# How do I find the value of n in the following equation [duplicate]

This is from the controversial GCSE question in the UKs recent exams. The orginal question is thus:

There are $n$ sweets in a bag. $6$ of the sweets are orange, the rest are yellow.

Hannah takes at random a sweet from the bag and eats it. She then takes another sweet at random from the bag and eats it.

The probability that hannah eats two orange sweets is 1/3

a) show that $n^2 - n - 90 = 0$

This in itself isn't too difficult:

$$\frac{6}{n}\frac{5}{n-1} = \frac{30}{n^2 - n} = \frac{1}{3} \Rightarrow \frac{90}{n^2 -n} = 1$$ so that $$n^2 - n -90 = 0$$ But, what I'm trying to figure out is the value of n, the only way to do this I have thought of is trial and error, quickly finding the answer to be 10. Is there a different option here?
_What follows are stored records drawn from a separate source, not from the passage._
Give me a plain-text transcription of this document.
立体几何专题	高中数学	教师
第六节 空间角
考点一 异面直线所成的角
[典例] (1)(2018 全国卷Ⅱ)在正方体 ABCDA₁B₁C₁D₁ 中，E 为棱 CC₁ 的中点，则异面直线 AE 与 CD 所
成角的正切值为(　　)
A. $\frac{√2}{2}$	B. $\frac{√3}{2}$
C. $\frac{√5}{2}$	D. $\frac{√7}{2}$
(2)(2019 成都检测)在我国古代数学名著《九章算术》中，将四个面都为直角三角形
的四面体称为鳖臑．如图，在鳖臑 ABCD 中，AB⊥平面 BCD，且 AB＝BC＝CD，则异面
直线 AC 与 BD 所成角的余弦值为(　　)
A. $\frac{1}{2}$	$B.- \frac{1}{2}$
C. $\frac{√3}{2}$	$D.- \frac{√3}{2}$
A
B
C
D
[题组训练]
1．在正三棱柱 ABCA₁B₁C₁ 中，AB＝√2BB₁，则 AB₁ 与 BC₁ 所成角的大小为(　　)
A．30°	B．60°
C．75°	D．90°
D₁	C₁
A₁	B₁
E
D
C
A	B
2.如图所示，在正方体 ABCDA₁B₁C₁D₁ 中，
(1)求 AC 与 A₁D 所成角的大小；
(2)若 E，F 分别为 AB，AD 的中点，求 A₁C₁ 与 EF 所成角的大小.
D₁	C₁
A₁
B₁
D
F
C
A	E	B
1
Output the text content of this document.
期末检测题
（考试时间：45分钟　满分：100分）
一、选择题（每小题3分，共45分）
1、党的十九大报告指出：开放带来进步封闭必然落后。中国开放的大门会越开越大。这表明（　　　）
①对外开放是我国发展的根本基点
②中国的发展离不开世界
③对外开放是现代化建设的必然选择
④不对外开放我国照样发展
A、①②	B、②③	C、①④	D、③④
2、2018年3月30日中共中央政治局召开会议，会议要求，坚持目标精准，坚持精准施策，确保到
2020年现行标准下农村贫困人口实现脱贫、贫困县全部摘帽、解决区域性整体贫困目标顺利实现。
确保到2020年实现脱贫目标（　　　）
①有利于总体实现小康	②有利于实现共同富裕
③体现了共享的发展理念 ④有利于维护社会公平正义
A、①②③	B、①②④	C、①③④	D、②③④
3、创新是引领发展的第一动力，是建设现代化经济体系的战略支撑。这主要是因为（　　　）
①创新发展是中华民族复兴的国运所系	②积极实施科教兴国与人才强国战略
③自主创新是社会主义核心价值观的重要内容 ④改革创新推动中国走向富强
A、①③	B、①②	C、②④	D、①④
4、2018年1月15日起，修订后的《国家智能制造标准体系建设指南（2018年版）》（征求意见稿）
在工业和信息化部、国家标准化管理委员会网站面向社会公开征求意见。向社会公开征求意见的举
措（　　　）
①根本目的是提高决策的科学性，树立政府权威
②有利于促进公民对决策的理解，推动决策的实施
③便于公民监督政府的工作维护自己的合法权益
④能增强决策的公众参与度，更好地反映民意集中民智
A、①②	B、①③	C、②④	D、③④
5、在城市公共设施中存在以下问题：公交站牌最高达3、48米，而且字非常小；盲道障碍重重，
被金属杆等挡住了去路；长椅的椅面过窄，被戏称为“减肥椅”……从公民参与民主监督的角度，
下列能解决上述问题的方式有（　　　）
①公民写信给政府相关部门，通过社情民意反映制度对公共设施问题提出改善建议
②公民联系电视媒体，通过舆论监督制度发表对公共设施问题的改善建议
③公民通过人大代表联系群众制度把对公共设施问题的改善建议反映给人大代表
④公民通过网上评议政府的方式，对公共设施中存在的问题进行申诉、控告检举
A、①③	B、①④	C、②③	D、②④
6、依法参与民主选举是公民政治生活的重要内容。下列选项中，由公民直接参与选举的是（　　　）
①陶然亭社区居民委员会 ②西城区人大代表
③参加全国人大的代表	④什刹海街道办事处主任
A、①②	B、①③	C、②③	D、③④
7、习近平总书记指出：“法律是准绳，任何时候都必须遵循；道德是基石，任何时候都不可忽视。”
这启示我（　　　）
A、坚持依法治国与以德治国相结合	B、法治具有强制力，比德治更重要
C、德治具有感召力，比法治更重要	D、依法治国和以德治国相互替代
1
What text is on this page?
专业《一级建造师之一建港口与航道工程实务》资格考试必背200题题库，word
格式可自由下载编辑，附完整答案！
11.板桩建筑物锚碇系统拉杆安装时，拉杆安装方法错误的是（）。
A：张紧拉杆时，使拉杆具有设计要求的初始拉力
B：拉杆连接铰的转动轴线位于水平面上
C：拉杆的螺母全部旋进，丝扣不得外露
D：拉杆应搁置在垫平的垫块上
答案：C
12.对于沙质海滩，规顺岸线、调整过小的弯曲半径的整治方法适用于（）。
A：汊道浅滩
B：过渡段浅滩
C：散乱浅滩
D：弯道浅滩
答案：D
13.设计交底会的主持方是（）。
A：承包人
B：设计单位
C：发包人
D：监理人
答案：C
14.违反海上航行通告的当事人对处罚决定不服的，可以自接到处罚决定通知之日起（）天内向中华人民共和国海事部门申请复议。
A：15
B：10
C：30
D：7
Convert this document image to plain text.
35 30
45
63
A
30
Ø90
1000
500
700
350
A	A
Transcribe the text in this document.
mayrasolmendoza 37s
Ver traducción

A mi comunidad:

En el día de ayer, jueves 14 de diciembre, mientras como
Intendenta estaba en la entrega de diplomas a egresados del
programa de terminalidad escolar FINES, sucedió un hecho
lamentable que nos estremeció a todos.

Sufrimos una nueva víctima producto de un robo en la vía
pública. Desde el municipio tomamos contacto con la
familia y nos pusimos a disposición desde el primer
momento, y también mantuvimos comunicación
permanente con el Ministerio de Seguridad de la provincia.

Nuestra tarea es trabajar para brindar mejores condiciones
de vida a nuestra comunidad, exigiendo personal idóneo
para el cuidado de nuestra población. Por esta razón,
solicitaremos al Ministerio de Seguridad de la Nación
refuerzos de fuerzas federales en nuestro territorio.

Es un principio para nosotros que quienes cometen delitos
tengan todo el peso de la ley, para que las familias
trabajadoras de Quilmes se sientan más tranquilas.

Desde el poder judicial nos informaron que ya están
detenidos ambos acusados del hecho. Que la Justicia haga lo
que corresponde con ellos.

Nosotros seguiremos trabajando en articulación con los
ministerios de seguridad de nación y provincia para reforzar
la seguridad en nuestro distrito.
• Factorise the equation to give $(n-10)(n+9)=0$, resulting in $n=10$ as $n$ is positive. – hypergeometric Jun 9 '15 at 15:06
• What about the question is controversial? – Daniel Fischer Jun 9 '15 at 15:07
• If you assume what you are asked to show you can use the quadratic formula to find the roots of the equation or factorise as suggested in the comment above then test the conditions to check it works. – Warren Hill Jun 9 '15 at 15:08
• – MattAllegro Jun 9 '15 at 19:28
• @DanielFischer It was a GCSE level question, there was no explanation based on the facts. It is somewhat advanced and was a bit here are some random facts, a b and c, and here's a question Z. Here is the news article: bbc.co.uk/news/education-33017299 – MrDobilina Jun 10 '15 at 9:37

You could factor $-90$. You need $a,b$ such that $ab = -90$ and $a+b = -1$. There aren't that many factors, so you can quickly find $a,b = -10,9$, so that $n^2 - n - 90 = (n-10)(n+9)$, which gets you to the solutions $n = 10, -9$, the second of which is obviously invalid.

Alternatively, if you don't notice the factoring, there's always the good old standby: the quadratic formula (assuming you know your squares!)

$$\begin{split} n &= \frac{-b \pm \sqrt{b^2 - 4ac}}{2a} \\ &= \frac{1 \pm \sqrt{361}}{2} \\ &= \frac{1 \pm 19}{2} \\ &= 10, -9 \end{split}$$

• I do like this, had forgotten about the quadratic formula, been a while! – MrDobilina Jun 9 '15 at 15:18

I suppose use of quadratic formula can help(http://en.wikipedia.org/wiki/Quadratic_formula). Just substitute coefficients to expression $x=(-b-sqrt(b^2-4ac))/2a, y=(-b+sqrt(b^2-4ac))/2a$ where $a=1, b=-1, c=-90.$ Obviously, only positive solution makes sense, so you see n=10.

Ok write the quadratic expression as $$n^2-10n+9n-90=0$$ then factorise it to get $(n+9)(n-10)=0$.

$n$ can't be negative so the answer is only $10$.